Les technologies de l’information pénètrent enfin dans le monde de l’édition. Après des suppressions d’emplois dramatiques et inutiles, les entreprises de presse ont compris qu’elles devaient changer de modèle et s’adapter à l’Internet. De sorte que l’information apparaît actuellement sous deux visages complémentaires, celui des supports du papier et de l’écran. La révolution de l’édition numérique impose une rédaction d’une forme nouvelle et mieux ciblée. Professionnels et dilettantes rivalisent de talents sur la Toile pendant que les publicitaires disposent enfin d’une mesure plus concrète de l’impact de leurs messages.

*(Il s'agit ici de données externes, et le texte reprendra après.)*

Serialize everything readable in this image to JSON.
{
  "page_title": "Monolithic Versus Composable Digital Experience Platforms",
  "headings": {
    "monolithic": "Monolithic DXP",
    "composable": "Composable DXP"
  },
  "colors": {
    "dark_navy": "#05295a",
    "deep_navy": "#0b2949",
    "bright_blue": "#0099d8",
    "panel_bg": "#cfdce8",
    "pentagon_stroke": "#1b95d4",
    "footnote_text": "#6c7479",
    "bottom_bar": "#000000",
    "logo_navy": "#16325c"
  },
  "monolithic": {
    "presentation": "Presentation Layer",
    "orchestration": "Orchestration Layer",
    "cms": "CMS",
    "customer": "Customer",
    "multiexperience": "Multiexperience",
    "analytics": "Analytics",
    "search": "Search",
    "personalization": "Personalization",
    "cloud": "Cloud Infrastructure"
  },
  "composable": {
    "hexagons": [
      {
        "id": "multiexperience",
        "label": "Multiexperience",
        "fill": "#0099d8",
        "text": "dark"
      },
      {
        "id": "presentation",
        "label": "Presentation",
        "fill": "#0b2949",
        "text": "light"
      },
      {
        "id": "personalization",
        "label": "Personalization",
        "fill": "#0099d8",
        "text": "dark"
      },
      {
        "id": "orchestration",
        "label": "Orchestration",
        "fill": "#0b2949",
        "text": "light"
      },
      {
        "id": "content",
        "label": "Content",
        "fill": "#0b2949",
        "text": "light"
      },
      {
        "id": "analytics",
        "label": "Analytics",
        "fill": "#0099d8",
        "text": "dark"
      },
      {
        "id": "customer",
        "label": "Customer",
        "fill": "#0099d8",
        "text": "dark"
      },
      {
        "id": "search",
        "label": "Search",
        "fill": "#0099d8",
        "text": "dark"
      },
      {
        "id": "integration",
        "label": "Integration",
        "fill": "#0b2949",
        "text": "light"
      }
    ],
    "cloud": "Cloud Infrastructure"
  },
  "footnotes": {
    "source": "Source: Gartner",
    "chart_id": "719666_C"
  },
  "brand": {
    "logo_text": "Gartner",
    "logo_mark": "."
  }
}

La presse doit s’adapter au numérique ou mourir
En Février 2007, Marc Tessier remettait au Ministre de la Culture et de la Communication un rapport intitulé "la Presse au défi du numérique" dans lequel étaient évoqués la baisse de la diffusion et de l’audience du secteur de la Presse traditionnelle et les perspectives des évolutions liées aux techniques numériques.
En un siècle et demi, l’édition a traversé plusieurs étapes technologiques, passant de la composition avec des caractères en plomb à la linotypie, puis au formatage des textes en électronique. L’étape la plus récente concerne le changement du support de lecture, du papier à l’écran du terminal portable. Qu’il s’agisse de revues périodiques, de quotidiens ou de livres, l’édition traditionnelle doit donc prendre en compte les nouvelles technologies de l’information et s’adapter aux différentes ressources offertes par le numérique.
Les entreprises gestionnaires de ces activités doivent déterminer comment, en fonction de leur lectorat traditionnel, de la masse critique envisageable et du centre d’intérêt concerné par les publications, elles doivent procéder pour effectuer la transition. Les réponses aux difficultés actuelles qui assaillent les éditeurs, peuvent donc être très diverses.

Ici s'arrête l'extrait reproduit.